CUIABÁ/BRASÍLIA 28 de abril de 2026 – O Supremo Tribunal Federal (STF) concedeu, nesta semana, o benefício da prisão domiciliar humanitária a uma professora da rede estadual de Mato Grosso, anteriormente condenada por participação nos atos de 8 de janeiro de 2023, em Brasília. A decisão, assinada pelo ministro relator, leva em consideração o estado de saúde e questões familiares da docente.
O Caso e a Condenação
A professora, que atuava em uma escola estadual no interior de Mato Grosso, foi sentenciada a uma pena que ultrapassa os 10 anos de reclusão. Entre os crimes imputados estão:
-
Abolição violenta do Estado Democrático de Direito;
-
Golpe de Estado;
-
Dano qualificado;
-
Deterioração de patrimônio tombado.
Desde a sua detenção, a defesa da servidora vinha protocolando pedidos de liberdade, argumentando que a manutenção da custódia em regime fechado agravava condições de saúde pré-existentes.
A Decisão Humanitária
A conversão da pena para o regime domiciliar fundamenta-se no Código de Processo Penal e em princípios de direitos humanos. Segundo a decisão:
-
Saúde: Laudos médicos indicaram que a unidade prisional não dispunha dos recursos necessários para o tratamento contínuo exigido pela ré.
-
Contexto Familiar: A necessidade de cuidados a dependentes ou questões de saúde crônica foram pontos cruciais para a sensibilização da Corte.
Regras do Monitoramento
Embora esteja fora da unidade prisional, a professora deverá seguir regras rígidas impostas pelo STF:
-
Tornozeleira Eletrônica: Monitoramento em tempo real 24 horas por dia.
-
Proibições: Ela está proibida de utilizar redes sociais, de se comunicar com outros investigados no processo e de deixar sua residência (salvo emergências médicas).
-
Afastamento das Funções: Administrativamente, a servidora segue afastada de suas funções na Secretaria de Estado de Educação (Seduc-MT), aguardando o desfecho dos processos disciplinares.

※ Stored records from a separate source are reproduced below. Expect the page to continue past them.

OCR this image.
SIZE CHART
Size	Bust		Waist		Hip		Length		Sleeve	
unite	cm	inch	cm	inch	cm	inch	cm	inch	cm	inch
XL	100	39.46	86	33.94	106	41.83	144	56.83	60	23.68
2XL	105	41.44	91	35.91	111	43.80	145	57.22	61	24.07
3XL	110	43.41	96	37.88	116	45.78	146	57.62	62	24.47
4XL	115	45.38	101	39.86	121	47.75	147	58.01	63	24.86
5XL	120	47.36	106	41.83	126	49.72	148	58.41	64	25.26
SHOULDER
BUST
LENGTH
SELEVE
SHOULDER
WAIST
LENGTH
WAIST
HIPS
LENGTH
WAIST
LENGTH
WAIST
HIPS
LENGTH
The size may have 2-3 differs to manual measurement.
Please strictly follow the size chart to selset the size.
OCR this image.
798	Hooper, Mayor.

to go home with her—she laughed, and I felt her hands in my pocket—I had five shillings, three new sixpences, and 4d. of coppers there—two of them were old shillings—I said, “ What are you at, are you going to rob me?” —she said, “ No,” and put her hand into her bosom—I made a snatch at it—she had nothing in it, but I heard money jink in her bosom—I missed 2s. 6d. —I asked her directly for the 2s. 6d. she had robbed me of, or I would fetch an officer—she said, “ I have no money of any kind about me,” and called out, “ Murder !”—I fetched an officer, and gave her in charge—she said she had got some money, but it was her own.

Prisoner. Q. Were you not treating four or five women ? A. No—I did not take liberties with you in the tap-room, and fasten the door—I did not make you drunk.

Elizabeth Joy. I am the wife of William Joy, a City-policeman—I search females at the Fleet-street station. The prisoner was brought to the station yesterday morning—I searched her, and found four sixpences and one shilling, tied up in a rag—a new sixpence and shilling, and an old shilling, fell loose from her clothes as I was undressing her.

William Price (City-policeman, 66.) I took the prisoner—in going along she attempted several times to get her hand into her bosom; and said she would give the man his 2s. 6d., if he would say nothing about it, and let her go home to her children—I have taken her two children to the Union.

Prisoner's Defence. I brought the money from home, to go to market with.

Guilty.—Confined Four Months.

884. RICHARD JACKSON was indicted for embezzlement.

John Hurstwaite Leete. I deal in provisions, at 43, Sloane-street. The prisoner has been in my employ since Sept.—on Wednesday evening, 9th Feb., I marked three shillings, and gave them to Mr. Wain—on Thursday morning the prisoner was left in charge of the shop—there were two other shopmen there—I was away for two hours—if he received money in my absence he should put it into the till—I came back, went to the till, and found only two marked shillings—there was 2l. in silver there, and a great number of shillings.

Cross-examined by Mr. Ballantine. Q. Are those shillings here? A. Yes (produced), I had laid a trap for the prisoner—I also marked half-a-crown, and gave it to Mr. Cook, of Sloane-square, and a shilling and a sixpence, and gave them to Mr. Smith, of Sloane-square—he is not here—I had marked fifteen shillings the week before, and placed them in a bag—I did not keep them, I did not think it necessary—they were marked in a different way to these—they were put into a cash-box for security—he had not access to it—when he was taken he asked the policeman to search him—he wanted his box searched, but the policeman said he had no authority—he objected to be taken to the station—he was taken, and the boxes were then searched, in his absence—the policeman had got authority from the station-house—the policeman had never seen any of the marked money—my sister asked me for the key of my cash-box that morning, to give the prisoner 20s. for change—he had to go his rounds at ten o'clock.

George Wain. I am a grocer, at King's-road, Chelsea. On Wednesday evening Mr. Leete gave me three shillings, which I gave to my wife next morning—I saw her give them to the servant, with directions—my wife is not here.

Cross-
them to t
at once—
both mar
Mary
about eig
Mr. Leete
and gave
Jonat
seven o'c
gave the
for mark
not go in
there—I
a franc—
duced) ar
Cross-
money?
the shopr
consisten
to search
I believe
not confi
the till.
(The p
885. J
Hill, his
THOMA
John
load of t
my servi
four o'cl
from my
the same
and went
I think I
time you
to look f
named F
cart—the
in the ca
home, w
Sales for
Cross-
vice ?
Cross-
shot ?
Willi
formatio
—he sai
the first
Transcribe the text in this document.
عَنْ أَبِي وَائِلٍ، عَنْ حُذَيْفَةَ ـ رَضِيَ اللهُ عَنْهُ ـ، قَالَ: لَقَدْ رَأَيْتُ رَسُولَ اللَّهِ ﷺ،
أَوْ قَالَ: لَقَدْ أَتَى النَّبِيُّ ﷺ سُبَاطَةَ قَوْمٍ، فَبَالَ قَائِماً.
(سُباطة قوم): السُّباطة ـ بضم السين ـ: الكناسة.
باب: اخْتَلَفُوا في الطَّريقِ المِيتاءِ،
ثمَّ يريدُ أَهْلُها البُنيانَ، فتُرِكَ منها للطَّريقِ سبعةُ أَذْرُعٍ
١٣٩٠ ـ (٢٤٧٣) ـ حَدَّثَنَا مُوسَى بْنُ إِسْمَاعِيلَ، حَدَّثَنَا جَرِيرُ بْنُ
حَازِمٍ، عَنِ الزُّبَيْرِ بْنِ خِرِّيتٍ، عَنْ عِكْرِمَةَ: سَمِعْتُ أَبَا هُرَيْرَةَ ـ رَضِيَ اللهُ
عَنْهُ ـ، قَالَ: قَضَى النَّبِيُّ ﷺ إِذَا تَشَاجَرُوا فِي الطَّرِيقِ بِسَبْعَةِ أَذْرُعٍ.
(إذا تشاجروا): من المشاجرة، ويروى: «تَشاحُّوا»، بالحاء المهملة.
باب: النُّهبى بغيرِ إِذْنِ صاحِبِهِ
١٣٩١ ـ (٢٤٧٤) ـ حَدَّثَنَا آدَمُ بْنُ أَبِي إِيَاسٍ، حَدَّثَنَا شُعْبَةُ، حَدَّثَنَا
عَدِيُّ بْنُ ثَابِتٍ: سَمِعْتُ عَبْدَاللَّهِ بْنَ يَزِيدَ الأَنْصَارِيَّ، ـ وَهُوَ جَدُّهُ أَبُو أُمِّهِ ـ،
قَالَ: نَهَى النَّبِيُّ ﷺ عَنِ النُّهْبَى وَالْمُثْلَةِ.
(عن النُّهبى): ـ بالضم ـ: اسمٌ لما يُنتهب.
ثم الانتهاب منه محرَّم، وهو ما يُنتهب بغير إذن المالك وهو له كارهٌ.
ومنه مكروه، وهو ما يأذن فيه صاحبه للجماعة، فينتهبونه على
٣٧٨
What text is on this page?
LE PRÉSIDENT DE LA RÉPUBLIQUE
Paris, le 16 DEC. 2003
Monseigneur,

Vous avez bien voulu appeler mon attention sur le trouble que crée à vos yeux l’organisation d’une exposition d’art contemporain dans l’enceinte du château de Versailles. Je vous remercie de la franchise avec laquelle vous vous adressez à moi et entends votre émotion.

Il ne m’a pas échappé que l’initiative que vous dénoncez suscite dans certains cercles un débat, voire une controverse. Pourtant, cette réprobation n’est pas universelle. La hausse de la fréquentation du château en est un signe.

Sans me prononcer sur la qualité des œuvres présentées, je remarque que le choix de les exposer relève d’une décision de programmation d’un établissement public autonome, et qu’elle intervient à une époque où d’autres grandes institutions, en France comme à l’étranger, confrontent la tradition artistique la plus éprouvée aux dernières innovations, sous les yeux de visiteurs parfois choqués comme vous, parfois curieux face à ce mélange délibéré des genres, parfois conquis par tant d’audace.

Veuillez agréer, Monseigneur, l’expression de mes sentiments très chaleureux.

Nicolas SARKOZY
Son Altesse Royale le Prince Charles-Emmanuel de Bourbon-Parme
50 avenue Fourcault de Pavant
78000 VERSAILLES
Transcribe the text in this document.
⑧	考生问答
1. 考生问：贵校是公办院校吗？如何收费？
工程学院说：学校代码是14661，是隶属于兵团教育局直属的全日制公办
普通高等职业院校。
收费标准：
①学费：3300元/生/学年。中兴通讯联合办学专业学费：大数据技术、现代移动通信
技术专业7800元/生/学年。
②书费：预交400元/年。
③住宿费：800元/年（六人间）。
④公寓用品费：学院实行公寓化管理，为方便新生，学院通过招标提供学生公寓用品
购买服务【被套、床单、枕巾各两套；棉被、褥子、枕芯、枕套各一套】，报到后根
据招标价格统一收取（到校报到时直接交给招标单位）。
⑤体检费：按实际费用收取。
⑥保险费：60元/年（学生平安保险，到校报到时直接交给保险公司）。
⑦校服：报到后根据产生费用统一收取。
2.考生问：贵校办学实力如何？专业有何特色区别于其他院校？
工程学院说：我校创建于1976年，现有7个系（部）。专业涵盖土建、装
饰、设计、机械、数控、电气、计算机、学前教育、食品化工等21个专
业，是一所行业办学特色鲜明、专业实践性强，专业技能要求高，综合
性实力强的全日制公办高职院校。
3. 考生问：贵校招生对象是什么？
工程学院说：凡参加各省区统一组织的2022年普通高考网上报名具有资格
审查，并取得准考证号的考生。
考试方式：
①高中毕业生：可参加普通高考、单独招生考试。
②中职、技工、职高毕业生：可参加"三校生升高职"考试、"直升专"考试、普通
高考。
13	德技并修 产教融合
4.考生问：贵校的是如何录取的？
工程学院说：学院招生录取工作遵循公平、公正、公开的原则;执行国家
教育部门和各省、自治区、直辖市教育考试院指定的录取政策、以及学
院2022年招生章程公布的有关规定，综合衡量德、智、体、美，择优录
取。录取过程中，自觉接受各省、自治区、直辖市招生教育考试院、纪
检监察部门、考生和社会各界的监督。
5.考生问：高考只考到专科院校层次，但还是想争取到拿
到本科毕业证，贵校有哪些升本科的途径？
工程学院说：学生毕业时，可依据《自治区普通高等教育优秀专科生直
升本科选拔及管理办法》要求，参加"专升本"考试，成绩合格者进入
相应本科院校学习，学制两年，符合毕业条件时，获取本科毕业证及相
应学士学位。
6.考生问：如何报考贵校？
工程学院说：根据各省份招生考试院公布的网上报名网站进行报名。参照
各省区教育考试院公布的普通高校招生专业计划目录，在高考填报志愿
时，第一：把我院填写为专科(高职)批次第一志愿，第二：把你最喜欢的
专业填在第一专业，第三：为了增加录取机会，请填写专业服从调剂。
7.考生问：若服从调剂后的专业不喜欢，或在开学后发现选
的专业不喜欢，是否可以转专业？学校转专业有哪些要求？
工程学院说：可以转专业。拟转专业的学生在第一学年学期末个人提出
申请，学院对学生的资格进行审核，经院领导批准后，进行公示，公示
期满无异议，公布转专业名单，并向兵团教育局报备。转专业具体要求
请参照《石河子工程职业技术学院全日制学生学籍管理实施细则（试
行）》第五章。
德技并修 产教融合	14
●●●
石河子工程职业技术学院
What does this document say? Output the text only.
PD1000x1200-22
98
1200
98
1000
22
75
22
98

Repercussão em Mato Grosso
O caso reacende o debate no estado sobre as consequências jurídicas para os mato-grossenses envolvidos nos episódios da Praça dos Três Poderes. Enquanto grupos de apoio celebram a decisão como uma medida de “justiça e compaixão”, juristas lembram que a prisão domiciliar não anula a condenação, funcionando apenas como uma alteração na forma de cumprimento da pena por motivos de força maior.